Prester John HTML version

Captain Arcoll Sends A Message
I once read - I think in some Latin writer - the story of a man who was crushed to
a jelly by the mere repeated touch of many thousand hands. His murderers were
not harsh, but an infinite repetition of the gentlest handling meant death. I do not
suppose that I was very brutally manhandled in the cave. I was trussed up tight
and carried out to the open, and left in the care of the guards. But when my
senses returned I felt as if I had been cruelly beaten in every part. The raw-hide
bonds chafed my wrists and ankle and shoulders, but they were the least part of
my aches. To be handled by a multitude of Kaffirs is like being shaken by some
wild animal. Their skins are insensible to pain, and I have seen a Zulu stand on a
piece of red-hot iron without noticing it till he was warned by the smell of burning
hide. Anyhow, after I had been bound by Kaffir hands and tossed on Kaffir
shoulders, I felt as if I had been in a scrimmage of mad bulls. I found myself lying
looking up at the moon. It was the edge of the bush, and all around was the stir
of the army getting ready for the road. You know how a native babbles and
chatters over any work he has to do. It says much for Laputa's iron hand that now
everything was done in silence. I heard the nickering of horses and the jolt of
carts as they turned from the bush into the path. There was the sound of hurried
whispering, and now and then a sharp command. And all the while I lay, staring
at the moon and wondering if I was going to keep my reason.

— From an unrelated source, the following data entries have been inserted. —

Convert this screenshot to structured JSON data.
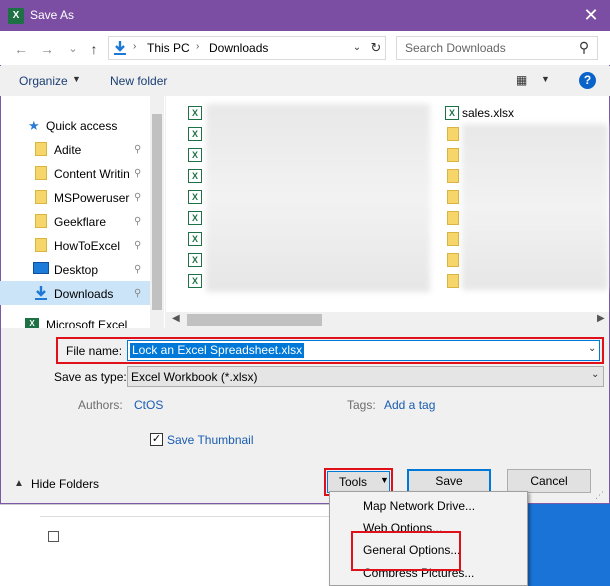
{
  "window": {
    "title": "Save As",
    "app_icon": "excel-icon",
    "close_glyph": "✕"
  },
  "nav": {
    "back_glyph": "←",
    "forward_glyph": "→",
    "recent_glyph": "⌄",
    "up_glyph": "↑",
    "address": {
      "segments": [
        "This PC",
        "Downloads"
      ],
      "separator": "›",
      "dropdown_glyph": "⌄",
      "refresh_glyph": "↻"
    },
    "search_placeholder": "Search Downloads",
    "search_glyph": "⚲"
  },
  "toolbar": {
    "organize": "Organize",
    "organize_dd": "▼",
    "new_folder": "New folder",
    "views_glyph": "▦",
    "views_dd": "▼",
    "help": "?"
  },
  "sidebar": {
    "items": [
      {
        "label": "Quick access",
        "icon": "star-icon",
        "pinned": false
      },
      {
        "label": "Adite",
        "icon": "folder-icon",
        "pinned": true
      },
      {
        "label": "Content Writin",
        "icon": "folder-icon",
        "pinned": true
      },
      {
        "label": "MSPoweruser",
        "icon": "folder-icon",
        "pinned": true
      },
      {
        "label": "Geekflare",
        "icon": "folder-icon",
        "pinned": true
      },
      {
        "label": "HowToExcel",
        "icon": "folder-icon",
        "pinned": true
      },
      {
        "label": "Desktop",
        "icon": "desktop-icon",
        "pinned": true
      },
      {
        "label": "Downloads",
        "icon": "download-icon",
        "pinned": true
      },
      {
        "label": "Microsoft Excel",
        "icon": "excel-icon",
        "pinned": false
      }
    ],
    "pin_glyph": "⚲"
  },
  "files": {
    "visible_name": "sales.xlsx",
    "xlsx_glyph": "X"
  },
  "scroll": {
    "left": "◀",
    "right": "▶"
  },
  "form": {
    "file_name_label": "File name:",
    "file_name_value": "Lock an Excel Spreadsheet.xlsx",
    "save_as_type_label": "Save as type:",
    "save_as_type_value": "Excel Workbook (*.xlsx)",
    "authors_label": "Authors:",
    "authors_value": "CtOS",
    "tags_label": "Tags:",
    "tags_value": "Add a tag",
    "save_thumbnail_label": "Save Thumbnail",
    "save_thumbnail_checked": "✓",
    "dd_glyph": "⌄"
  },
  "footer": {
    "hide_folders": "Hide Folders",
    "hide_glyph": "▲",
    "tools": "Tools",
    "tools_dd": "▼",
    "save": "Save",
    "cancel": "Cancel",
    "grip": "⋰"
  },
  "tools_menu": {
    "items": [
      "Map Network Drive...",
      "Web Options...",
      "General Options...",
      "Compress Pictures..."
    ]
  },
  "colors": {
    "titlebar": "#7b4ea3",
    "highlight_box": "#e0101a",
    "accent": "#0078d7",
    "link": "#1a5cb0"
  }
}
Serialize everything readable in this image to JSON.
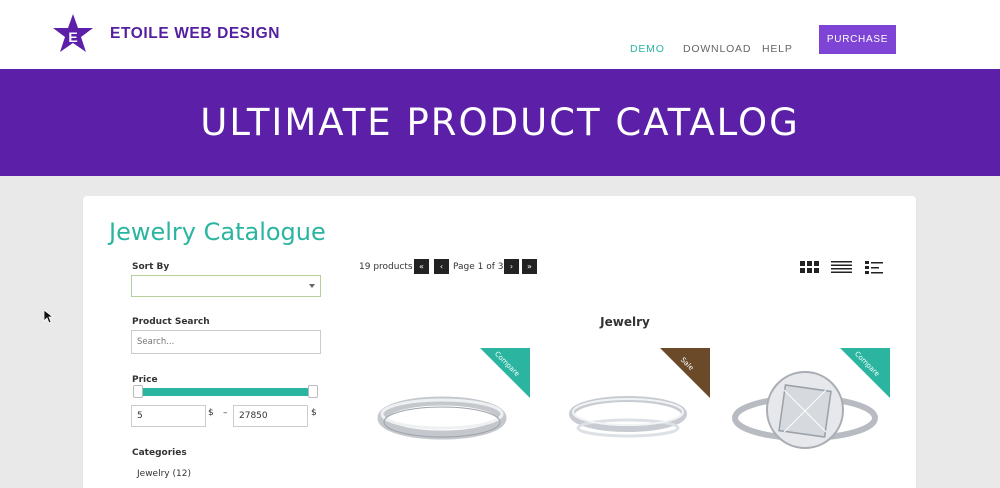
{
  "header": {
    "brand": "ETOILE WEB DESIGN",
    "nav": [
      "DEMO",
      "DOWNLOAD",
      "HELP"
    ],
    "purchase_label": "PURCHASE",
    "colors": {
      "accent": "#2bb5a0",
      "brand": "#5c1fa8",
      "button": "#7e44d6"
    }
  },
  "banner": {
    "title": "ULTIMATE PRODUCT CATALOG"
  },
  "catalog": {
    "title": "Jewelry Catalogue",
    "sort_label": "Sort By",
    "search_label": "Product Search",
    "search_placeholder": "Search...",
    "price_label": "Price",
    "price_min": "5",
    "price_max": "27850",
    "currency": "$",
    "dash": "–",
    "categories_label": "Categories",
    "category_item": "Jewelry  (12)"
  },
  "pagination": {
    "count": "19 products",
    "first": "«",
    "prev": "‹",
    "page_text": "Page 1 of 3",
    "next": "›",
    "last": "»"
  },
  "products": {
    "section_title": "Jewelry",
    "items": [
      {
        "badge": "Compare",
        "badge_color": "#2bb5a0",
        "icon": "ring-band-icon"
      },
      {
        "badge": "Sale",
        "badge_color": "#6b4a2a",
        "icon": "ring-thin-icon"
      },
      {
        "badge": "Compare",
        "badge_color": "#2bb5a0",
        "icon": "ring-diamond-icon"
      }
    ]
  }
}
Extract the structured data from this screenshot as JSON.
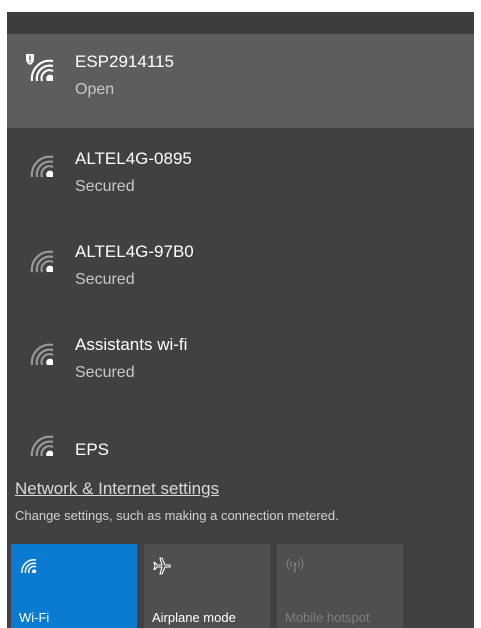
{
  "networks": [
    {
      "name": "ESP2914115",
      "status": "Open",
      "icon": "wifi-shield-icon"
    },
    {
      "name": "ALTEL4G-0895",
      "status": "Secured",
      "icon": "wifi-icon"
    },
    {
      "name": "ALTEL4G-97B0",
      "status": "Secured",
      "icon": "wifi-icon"
    },
    {
      "name": "Assistants wi-fi",
      "status": "Secured",
      "icon": "wifi-icon"
    },
    {
      "name": "EPS",
      "status": "",
      "icon": "wifi-icon"
    }
  ],
  "settings": {
    "link": "Network & Internet settings",
    "description": "Change settings, such as making a connection metered."
  },
  "quick_actions": [
    {
      "label": "Wi-Fi",
      "icon": "wifi-icon",
      "state": "on"
    },
    {
      "label": "Airplane mode",
      "icon": "airplane-icon",
      "state": "off"
    },
    {
      "label": "Mobile hotspot",
      "icon": "hotspot-icon",
      "state": "disabled"
    }
  ],
  "colors": {
    "panel": "#414141",
    "selected": "#5d5d5d",
    "accent": "#0b7ad1",
    "tile": "#4f4f4f"
  }
}
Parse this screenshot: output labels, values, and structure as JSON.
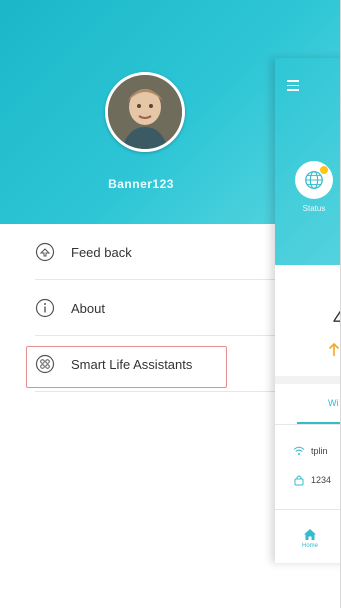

If he who reads this doubts the discomfort of bonds let him try them for himself.
Let him be bound foot and hand and left alone, and in half an hour he will be
screaming for release. The sense of impotence is stifling, and I felt as if I were
buried in some landslip instead of lying under the open sky, with the night wind
fanning my face. I was in the second stage of panic, which is next door to
collapse. I tried to cry, but could only raise a squeak like a bat. A wheel started to
run round in my head, and, when I looked at the moon, I saw that it was rotating
in time. Things were very bad with me. It was 'Mwanga who saved me from
lunacy. He had been appointed my keeper, and the first I knew of it was a violent
kick in the ribs. I rolled over on the grass down a short slope. The brute squatted
beside me, and prodded me with his gun- barrel.
'Ha, Baas,' he said in his queer English. 'Once you ordered me out of your store
and treated me like a dog. It is 'Mwanga's turn now. You are 'Mwanga's dog, and
he will skin you with a sjambok soon.'
My wandering wits were coming back to me. I looked into his bloodshot eyes and
saw what I had to expect. The cheerful savage went on to discuss just the kind of
beating I should get from him. My bones were to be uncovered till the lash curled
round my heart. Then the jackals would have the rest of me.
This was ordinary Kaffir brag, and it made me angry. But I thought it best to go
,if I am to be your slave,' I managed to say, 'it would be a pity to beat me so hard.